TEPHRA haben bereits mit ihrem selbstbetitelten 2005er-Album auf sich aufmerksam gemacht und sich als junge, aufstrebende Postcore-Band einen Namen gemacht, was sie mit "A Modicum Of Truth" zementieren wollen. Die Braunschweiger haben ihren Stil nicht sonderlich verändert, einzig ein größerer Einfluss von MASTODON macht sich in vielen Songs beim Aufbau bemerkbar, außerdem wurde dem Gesang mehr Platz eingeräumt. Wuchtige Soundwände und schädelspaltende Riffwiderholungen sind aber weiterhin ein wichtiger Bestandteil des TEPHRA-Sounds, mit denen viel dunkle Atmosphäre aufgebaut wird, die durch den psychopathisch-leidenden Gesang an Gänsehautfaktor gewinnt. TEPHRA haben mit diesem Album unter Beweis gestellt, dass ihr Erstling keine Eintagsfliege war und in den Köpfen der Mucker noch viele Ideen stecken, die zu erstklassigen Postcore-Songs verarbeitet werden können. "A Modicum Of Truth" ist das gelungene Ergebnis, dass selbst be einer Stunde Spiezeit nie langweilig wird. Schlicht gut. Punkt.
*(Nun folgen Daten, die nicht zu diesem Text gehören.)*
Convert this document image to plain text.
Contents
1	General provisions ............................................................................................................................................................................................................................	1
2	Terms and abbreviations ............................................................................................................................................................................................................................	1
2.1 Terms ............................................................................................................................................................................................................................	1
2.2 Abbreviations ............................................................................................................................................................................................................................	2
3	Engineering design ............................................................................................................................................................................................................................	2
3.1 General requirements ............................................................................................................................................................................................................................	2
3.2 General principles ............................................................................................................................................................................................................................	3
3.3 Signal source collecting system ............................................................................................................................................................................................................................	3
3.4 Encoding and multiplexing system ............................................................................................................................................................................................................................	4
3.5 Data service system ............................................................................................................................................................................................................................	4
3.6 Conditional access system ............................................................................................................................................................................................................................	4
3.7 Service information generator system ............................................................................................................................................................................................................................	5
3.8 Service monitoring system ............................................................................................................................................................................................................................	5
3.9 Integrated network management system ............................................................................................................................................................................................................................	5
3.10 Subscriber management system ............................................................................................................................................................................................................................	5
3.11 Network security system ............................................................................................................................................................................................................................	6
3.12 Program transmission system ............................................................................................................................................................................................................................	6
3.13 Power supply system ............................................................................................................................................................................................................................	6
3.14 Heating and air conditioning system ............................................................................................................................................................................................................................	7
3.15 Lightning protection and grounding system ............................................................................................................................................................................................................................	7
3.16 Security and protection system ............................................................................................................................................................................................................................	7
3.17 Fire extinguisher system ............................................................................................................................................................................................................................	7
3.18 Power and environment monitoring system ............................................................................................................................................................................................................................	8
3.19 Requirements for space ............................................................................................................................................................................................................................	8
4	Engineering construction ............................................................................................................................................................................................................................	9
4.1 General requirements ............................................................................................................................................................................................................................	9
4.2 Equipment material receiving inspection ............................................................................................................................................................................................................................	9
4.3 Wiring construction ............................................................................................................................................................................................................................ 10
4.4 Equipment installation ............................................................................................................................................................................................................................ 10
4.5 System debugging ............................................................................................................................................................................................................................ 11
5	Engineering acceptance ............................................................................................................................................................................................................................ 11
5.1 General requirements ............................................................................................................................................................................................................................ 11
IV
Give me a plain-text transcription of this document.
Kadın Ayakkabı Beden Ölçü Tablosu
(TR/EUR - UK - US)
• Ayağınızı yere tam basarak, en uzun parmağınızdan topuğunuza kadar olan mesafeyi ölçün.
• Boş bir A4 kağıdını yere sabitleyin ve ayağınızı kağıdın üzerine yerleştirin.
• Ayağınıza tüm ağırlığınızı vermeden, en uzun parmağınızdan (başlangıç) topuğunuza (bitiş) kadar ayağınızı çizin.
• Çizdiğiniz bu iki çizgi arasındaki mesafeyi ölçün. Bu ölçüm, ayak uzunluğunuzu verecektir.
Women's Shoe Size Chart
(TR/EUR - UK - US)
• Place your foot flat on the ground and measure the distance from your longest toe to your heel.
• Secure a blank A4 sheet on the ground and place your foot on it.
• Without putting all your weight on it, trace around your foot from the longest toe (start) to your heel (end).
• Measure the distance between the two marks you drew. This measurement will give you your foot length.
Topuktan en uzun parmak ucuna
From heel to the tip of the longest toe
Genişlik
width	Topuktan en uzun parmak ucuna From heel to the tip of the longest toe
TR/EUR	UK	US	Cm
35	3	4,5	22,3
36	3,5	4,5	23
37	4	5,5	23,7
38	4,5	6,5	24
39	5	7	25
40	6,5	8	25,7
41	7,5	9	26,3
TOXPACK stammen aus Berlin, haben praktische Frisuren und jede Menge Tattoos. Da bleibt nur Hardcore oder Punkrock zur musikalischen Einordnung, oder? Richtig. "Streetcore" nennt die Combo selbst ihren Sound, was im Grunde eine Mischung aus Punkrock, metallischen Gitarren und durchaus etwas Hardcore ist. Unterlegt mit deutschen Texten, die den rauhen Charme der Strasse versprühen und wie zu erwarten von einem knarzigen Sänger vorgetragen werden, geben die Herren zwölfmal Gas, womit sie zu gefallen wissen. Textlich geht es um Tattoos, Fußball, Politik (ohne zu radikal zu werden) und ähnliches Zeugs. Für die Zielgruppe sicherlich eine Anschaffung wert, wer auf TROOPERS, ONKELZ und Konsorten steht, wird mit TOXPACK nichts falsch machen.